Nas noites de sexta-feira, o silêncio desce sobre a cidade sagrada de Jerusalém. Muitas famílias muçulmanas estão em casa, reunidas após as orações da tarde. As empresas de propriedade de judeus fecham pouco antes do pôr do sol. Ônibus e bondes param de circular e velas nas mesas de jantar anunciam o início do Shabat.
O que começou como uma noite de sexta-feira normal e pacífica terminou em tragédia para a família Mizrahi, que vive no assentamento ocupado de Neve Yaakov, em Jerusalém Leste. Por volta das 8 da noite, um atirador palestino solitário abriu fogo contra moradores diante de uma sinagoga. Matou sete e feriu três.

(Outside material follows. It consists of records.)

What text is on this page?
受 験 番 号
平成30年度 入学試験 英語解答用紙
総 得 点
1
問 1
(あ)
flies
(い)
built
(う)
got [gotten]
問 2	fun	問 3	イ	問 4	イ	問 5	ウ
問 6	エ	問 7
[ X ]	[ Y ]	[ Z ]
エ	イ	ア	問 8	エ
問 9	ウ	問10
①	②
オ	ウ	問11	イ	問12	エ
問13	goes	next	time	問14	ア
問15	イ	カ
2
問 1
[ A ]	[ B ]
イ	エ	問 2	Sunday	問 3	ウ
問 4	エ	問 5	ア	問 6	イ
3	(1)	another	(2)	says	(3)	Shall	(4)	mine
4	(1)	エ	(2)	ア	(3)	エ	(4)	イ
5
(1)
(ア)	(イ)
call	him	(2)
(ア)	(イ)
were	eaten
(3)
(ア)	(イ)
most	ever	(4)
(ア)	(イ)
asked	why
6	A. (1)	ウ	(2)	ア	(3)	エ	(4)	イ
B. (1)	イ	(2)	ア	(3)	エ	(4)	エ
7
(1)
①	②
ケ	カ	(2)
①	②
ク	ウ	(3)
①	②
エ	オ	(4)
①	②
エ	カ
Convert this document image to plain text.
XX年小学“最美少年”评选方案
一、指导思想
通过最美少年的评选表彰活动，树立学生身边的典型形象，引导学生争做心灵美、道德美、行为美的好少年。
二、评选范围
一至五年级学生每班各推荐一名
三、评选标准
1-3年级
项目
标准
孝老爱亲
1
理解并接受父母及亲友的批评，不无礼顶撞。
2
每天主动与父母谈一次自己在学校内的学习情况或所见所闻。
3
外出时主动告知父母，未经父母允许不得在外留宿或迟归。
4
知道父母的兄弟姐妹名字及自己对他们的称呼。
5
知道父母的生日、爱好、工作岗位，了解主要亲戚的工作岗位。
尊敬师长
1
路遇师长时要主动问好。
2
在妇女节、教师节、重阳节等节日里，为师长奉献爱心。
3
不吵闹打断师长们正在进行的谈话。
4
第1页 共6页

Eli e Natali Mizrahi, um casal recém-casado na casa dos 40 anos, jantavam com a família quando ouviram tiros e gritos na rua. Eles correram para fora e pagaram com suas vidas. “Estávamos no meio da refeição, ouvimos vários tiros e meu filho deu um pulo”, disse a repórteres o pai de Eli, Shimon Israel. “Parece que ele estava falando com o terrorista, que sacou uma arma. (Eli) e sua esposa foram assassinados”, acrescentou. “(O terrorista) estava parado ao lado de um carro e atirou neles, depois entrou no carro e fugiu.”
Neve Yaakov foi o pior ataque terrorista palestino contra israelenses em 15 anos, e deixou o país cambaleando. O tiroteio ocorreu um dia depois que nove palestinos foram mortos num grande ataque israelense ao campo de refugiados de Jenin, na Cisjordânia, o maior número de mortos em uma única operação do exército em mais de duas décadas. Na sequência, a Autoridade Palestina, que governa partes da Cisjordânia, anunciou que suspenderia a cooperação de segurança com Israel.
Os acontecimentos em Jenin parecem ter desencadeado uma reação em cadeia de violência, deixando Israel e os territórios palestinos ocupados à beira do que pode ser uma nova rodada devastadora de derramamento de sangue. Outros dois palestinos foram baleados e mortos por soldados em confrontos desencadeados pelo ataque da última quinta-feira 26, e no início da sexta houve uma troca limitada de foguetes entre a Faixa de Gaza, controlada pelos islâmicos, e Israel.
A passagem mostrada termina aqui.